With the Philippines known for having one of the most expensive electricity in the region, the Duterte administration aims to deliver on its campaign promise to reduce power rates.
Energy Secretary Alfonso Cusi, shortly after his appointment in July, vowed to bring down the cost of power as a part of the government’s energy reform agenda.
“To reduce power rates is my desire. We will work for it,” Cusi said.
He said bringing down the cost of electricity would require a lot of studies, in all areas—universal charges, power generation, transmission and distribution costs. “We have to review them,” he said.
Cusi, however, faces the challenge of finding a balance between reducing power rates and attracting more investments in power plants to secure future power requirements.
There are also calls for more clean or renewable energy power projects to address the issue of climate change.
Hundreds of renewable energy projects are being lined up across the country, but many of them are now waiting for approval of the latest round of feed-in tariff allocation for solar and wind projects.
The Philippines is also building more coal-fired power projects as developers find it cheaper to build, which is expected to translate into lower electricity cost for consumers.
“President Duterte is correct in saying that the country is still in the process of industrialization. We must therefore use whatever energy resources are available and affordable for power generation,” Cusi said.
“While we signed the Paris Agreement last year committing ourselves to limit our carbon emissions, we cannot ignore the fact that our level of economic development at this point does not allow us to rely completely on renewable energy sources or clean energy,” Cusi said.
He said the Philippines needed diversified energy sources to support economic growth.
Cusi said the agency was still reviewing the National Renewable Energy Board’s proposal to increase the installation target for wind and solar by an additional 500 megawatts—a move that would increase the feed-in tariff allowance charged to consumers.
“We intend to review NREB’s proposal for the following reasons to ensure that power consumers are not unduly burdened with preference for a continuous 24/7 electricity,” Cusi said.
He said “a cost-competitive, effective alternative is to go on open competitive selection process [such as] bidding the right to serve the requirements of distribution utilities and other mandated power industry players.”
Cusi said he would also look at how to bring down the power sector’s debt managed by Power Sector Assets and Liabilities Management Corp.
The Energy Department is also studying ways to use the so-called Malampaya funds to pay off PSALM’s debts. PSALM, which manages the assets and liabilities of National Power Corp., has outstanding debts of about P555 billion.
“I’m looking at it from a perspective of a consumer, not discounting the responsibility to the utilities. I’m just finding a solution,” he said.
“That again is another story how to bring down the debt. There are many ways to reduce the pass-on charges. If we can stretch that out on a longer period of time,” Cusi said.
Cusi said he would also look at the best possible energy mix, while seeking justification for the current mix of 30 percent coal, 30 percent renewables, 30 percent gas and 10 percent other sources.

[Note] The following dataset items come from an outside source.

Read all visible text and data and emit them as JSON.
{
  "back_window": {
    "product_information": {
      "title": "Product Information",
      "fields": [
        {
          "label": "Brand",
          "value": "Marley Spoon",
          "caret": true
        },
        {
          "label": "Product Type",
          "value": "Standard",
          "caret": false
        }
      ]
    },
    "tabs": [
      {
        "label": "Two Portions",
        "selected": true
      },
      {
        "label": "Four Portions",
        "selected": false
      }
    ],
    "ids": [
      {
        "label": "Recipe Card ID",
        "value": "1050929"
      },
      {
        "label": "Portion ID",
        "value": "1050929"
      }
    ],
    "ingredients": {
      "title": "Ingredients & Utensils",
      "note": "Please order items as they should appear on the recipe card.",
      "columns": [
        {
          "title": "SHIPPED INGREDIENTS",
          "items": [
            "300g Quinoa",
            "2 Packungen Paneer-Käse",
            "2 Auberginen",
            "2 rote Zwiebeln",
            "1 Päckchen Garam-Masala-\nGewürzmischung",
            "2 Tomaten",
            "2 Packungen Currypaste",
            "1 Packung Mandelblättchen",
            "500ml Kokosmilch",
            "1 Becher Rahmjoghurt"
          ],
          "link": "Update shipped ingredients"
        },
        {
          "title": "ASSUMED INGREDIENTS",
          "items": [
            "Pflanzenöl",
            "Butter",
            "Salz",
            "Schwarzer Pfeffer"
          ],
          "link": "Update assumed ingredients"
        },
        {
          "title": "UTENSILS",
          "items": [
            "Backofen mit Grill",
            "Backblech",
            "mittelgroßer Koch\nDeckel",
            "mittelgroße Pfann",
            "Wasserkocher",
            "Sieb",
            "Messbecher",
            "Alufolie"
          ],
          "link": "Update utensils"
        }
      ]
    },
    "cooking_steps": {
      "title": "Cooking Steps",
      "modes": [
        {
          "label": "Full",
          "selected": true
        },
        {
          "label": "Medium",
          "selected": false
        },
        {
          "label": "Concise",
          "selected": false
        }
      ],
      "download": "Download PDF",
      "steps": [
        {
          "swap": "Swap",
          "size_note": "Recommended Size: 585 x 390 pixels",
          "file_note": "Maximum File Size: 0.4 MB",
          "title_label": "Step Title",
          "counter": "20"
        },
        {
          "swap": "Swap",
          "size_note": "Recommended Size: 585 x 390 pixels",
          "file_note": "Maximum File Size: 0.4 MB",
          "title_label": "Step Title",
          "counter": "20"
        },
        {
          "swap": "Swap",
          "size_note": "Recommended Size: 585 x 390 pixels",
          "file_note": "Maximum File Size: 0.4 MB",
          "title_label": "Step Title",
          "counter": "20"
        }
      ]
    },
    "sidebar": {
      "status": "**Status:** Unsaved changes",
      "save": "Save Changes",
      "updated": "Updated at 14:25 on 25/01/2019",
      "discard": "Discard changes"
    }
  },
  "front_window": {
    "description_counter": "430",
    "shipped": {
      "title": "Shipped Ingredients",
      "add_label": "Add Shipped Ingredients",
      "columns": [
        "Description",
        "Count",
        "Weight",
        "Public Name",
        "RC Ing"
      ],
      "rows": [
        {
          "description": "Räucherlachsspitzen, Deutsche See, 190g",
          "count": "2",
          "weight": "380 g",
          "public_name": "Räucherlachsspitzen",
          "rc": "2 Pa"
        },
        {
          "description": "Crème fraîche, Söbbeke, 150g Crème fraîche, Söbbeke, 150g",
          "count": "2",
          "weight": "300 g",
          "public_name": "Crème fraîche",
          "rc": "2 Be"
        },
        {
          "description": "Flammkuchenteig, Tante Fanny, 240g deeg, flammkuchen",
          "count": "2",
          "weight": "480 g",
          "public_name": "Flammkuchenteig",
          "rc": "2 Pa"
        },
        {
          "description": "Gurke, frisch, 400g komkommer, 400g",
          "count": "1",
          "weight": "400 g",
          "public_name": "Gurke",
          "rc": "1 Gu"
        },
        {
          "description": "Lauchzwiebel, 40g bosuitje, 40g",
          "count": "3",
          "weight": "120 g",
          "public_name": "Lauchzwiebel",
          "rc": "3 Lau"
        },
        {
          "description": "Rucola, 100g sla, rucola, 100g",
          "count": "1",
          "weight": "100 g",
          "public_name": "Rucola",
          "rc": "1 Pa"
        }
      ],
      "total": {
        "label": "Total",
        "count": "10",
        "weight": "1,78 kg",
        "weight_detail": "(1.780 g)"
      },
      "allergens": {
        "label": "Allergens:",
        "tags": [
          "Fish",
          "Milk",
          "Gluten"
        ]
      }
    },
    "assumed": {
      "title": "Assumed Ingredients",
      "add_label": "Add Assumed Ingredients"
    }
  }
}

“As a developing country, we cannot afford not to have coal…We have to find that balance. Not everything is renewable. I’m not against solar but what happens at night time. We have to find a happy balance that we meet the required load, required supply, minimizing smoke emissions, pollution,” he said.
The Energy Regulatory Commission supports Cusi’s bid to reduce power rates. “We will fully support any DoE initiative aimed at reducing electricity rates and will implement national government policies consistent with our mandate to set the rates and protect the interest of the consumers,” ERC chairman Jose Vicente Salazar said.

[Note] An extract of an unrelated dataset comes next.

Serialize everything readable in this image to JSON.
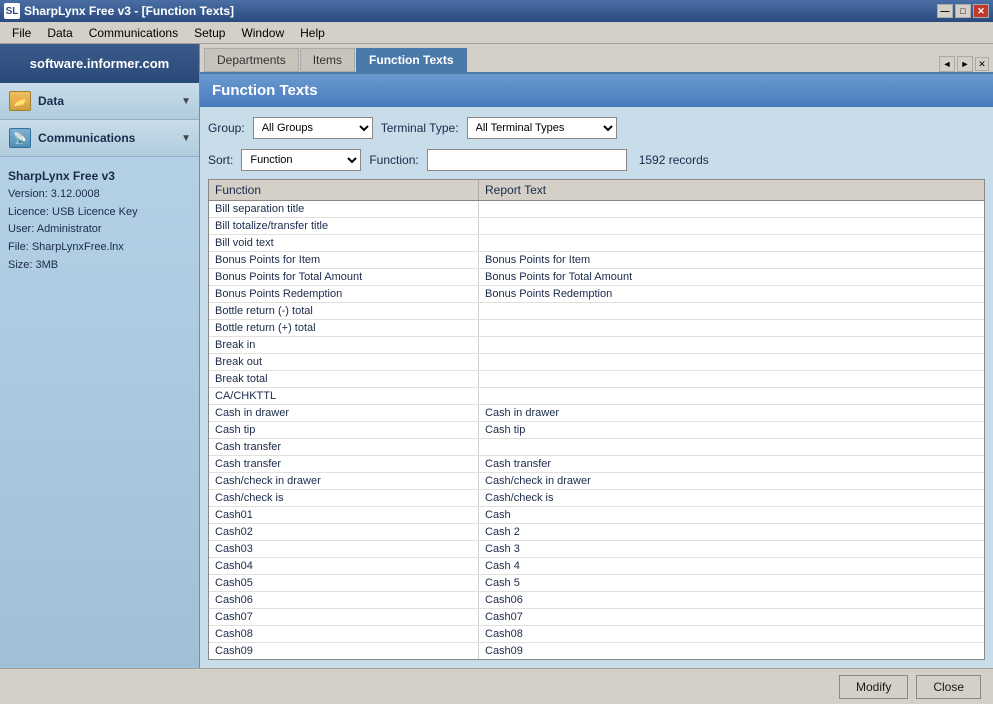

Salazar assured power consumers that the regulator was finding ways and means to guarantee that only just and reasonable costs were reflected in their electricity bill.
He said the agency would also scrutinize petitions for power adjustments. PSALM wanted to recover some P27.7 billion of the National Power Corp.’s stranded debt portion of the universal charge for the Luzon, Visayas, and Mindanao grids for 2015.
Salazar said ERC was closely scrutinizing the petition and would undergo due process before rendering a decision on the case.
“The ERC is studying the case meticulously and with a lot of caution since the petition is for pass-on charges. The case will have to be evaluated on the basis of reasonableness and affordability,” Salazar said.